LBJ is a 1991 two-part (four episode) television documentary film about Lyndon B. Johnson, the 36th president of the United States. Produced by PBS for The American Experience (now American Experience) documentary program, it recounts Johnson's life from his childhood to his presidency up to his death. Written, co-produced and directed by David Grubin and narrated by David McCullough, the film first aired on PBS in two parts on September 30 and October 1, 1991. Part 1, Episode 1: Beautiful Texas; Episode 2: My Fellow Americans; Part 2, Episode 3: We Shall Overcome; Episode 4: The Last Believer.

==Interviewees==

- Robert Baker, Senate aide
- George Ball, Undersecretary of State
- Larry Berman, Vietnam historian
- William P. Bundy, Assistant Secretary of State
- S. Douglas Cater, Washington, D.C. reporter
- Clark Clifford, presidential adviser
- John Connally, campaign aide; advisor
- Ava Cox, cousin
- Robert Dallek, biographer
- Homer Dean, campaign supporter
- Rebecca Doggert, Newark Head Start
- Ronnie Dugger, biographer
- Daniel Ellsberg, Defense Department staff
- James Farmer, civil rights activist
- J. William Fulbright, Senate Foreign Relations Committee
- Doris Kearns Goodwin, biographer
- Richard Goodwin, presidential speechwriter
- Lewis Gould, historian
- Nicholas Katzenbach, Attorney General
- Eliot Janeway, economist; family friend
- Lady Bird Johnson, First Lady
- Donald Malafronte, aide to Mayor of Newark
- Harry McPherson, Senate staff
- Rep.
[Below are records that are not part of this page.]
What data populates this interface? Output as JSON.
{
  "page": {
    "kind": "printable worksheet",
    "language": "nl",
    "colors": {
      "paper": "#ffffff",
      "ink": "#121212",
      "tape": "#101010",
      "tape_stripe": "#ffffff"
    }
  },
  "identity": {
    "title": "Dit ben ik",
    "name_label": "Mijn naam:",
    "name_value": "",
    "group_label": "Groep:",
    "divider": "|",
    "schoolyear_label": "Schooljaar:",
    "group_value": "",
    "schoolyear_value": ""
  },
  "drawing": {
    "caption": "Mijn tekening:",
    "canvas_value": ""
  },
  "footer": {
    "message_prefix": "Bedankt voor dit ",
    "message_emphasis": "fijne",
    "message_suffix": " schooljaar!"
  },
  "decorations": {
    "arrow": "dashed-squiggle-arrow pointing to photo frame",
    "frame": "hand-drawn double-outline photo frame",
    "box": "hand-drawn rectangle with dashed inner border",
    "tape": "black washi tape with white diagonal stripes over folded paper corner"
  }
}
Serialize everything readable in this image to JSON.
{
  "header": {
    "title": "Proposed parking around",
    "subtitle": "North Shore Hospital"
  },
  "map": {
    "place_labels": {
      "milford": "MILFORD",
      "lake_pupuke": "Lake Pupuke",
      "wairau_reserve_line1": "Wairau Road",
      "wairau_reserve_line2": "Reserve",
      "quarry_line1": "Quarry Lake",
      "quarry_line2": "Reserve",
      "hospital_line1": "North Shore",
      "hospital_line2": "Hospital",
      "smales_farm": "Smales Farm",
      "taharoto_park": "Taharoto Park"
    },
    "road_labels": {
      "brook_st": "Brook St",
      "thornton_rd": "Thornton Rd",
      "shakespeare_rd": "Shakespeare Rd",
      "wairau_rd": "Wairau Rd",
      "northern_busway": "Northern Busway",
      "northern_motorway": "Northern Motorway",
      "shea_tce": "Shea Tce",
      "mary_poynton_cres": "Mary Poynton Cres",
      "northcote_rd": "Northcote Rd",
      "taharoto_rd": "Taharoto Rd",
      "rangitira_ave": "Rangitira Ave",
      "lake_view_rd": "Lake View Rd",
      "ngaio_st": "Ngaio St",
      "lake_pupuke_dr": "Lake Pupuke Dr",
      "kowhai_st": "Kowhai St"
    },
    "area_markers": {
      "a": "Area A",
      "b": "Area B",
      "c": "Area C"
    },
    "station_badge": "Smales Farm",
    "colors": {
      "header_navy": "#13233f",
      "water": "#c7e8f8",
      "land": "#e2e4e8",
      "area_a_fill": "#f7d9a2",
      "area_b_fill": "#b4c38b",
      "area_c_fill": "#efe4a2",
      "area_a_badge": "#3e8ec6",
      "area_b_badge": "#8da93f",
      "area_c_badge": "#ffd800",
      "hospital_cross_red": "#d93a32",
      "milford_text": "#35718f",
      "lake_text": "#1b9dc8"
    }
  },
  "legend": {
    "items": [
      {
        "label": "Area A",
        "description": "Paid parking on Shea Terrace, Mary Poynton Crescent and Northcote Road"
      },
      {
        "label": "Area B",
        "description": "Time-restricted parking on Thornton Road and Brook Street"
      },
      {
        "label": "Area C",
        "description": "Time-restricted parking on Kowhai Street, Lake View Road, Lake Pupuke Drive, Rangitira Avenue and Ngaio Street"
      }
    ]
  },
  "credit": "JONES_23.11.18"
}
James Pickle, campaign worker
- George Reedy, White House press secretary
- Dean Rusk, Secretary of State
- Howard Schuman, Senate aide
- Sergeant Shriver, Peace Corps director
- E. Babe Smith, Pedernales Electric Co-op
- James Thomson Jr., National Security Council staff
- Jack Valenti, special assistant to the president
- Elizabeth Wickenden, family friend
- Roger Wilkins, Johnson administration attorney
- Lee Williams, aide to Senator Fulbright
- Andrew Young, civil rights activist

==Critical response==
Walter Goodman of The New York Times gave LBJ a positive review, stating that "Mr. Grubin demonstrates the mastery of the television documentary that makes his work an absorbing start to a new season of 'The American Experience.' [...] It is a powerful story, powerfully rendered."

==Home media==
LBJ was first released by PBS on VHS in two separate editions for both of its two parts, and was later given a single VHS release on September 23, 1997. PBS released the film on DVD without extras on February 14, 2006, and later included it in an American Experience DVD box set collecting its films about United States presidents on August 26, 2008.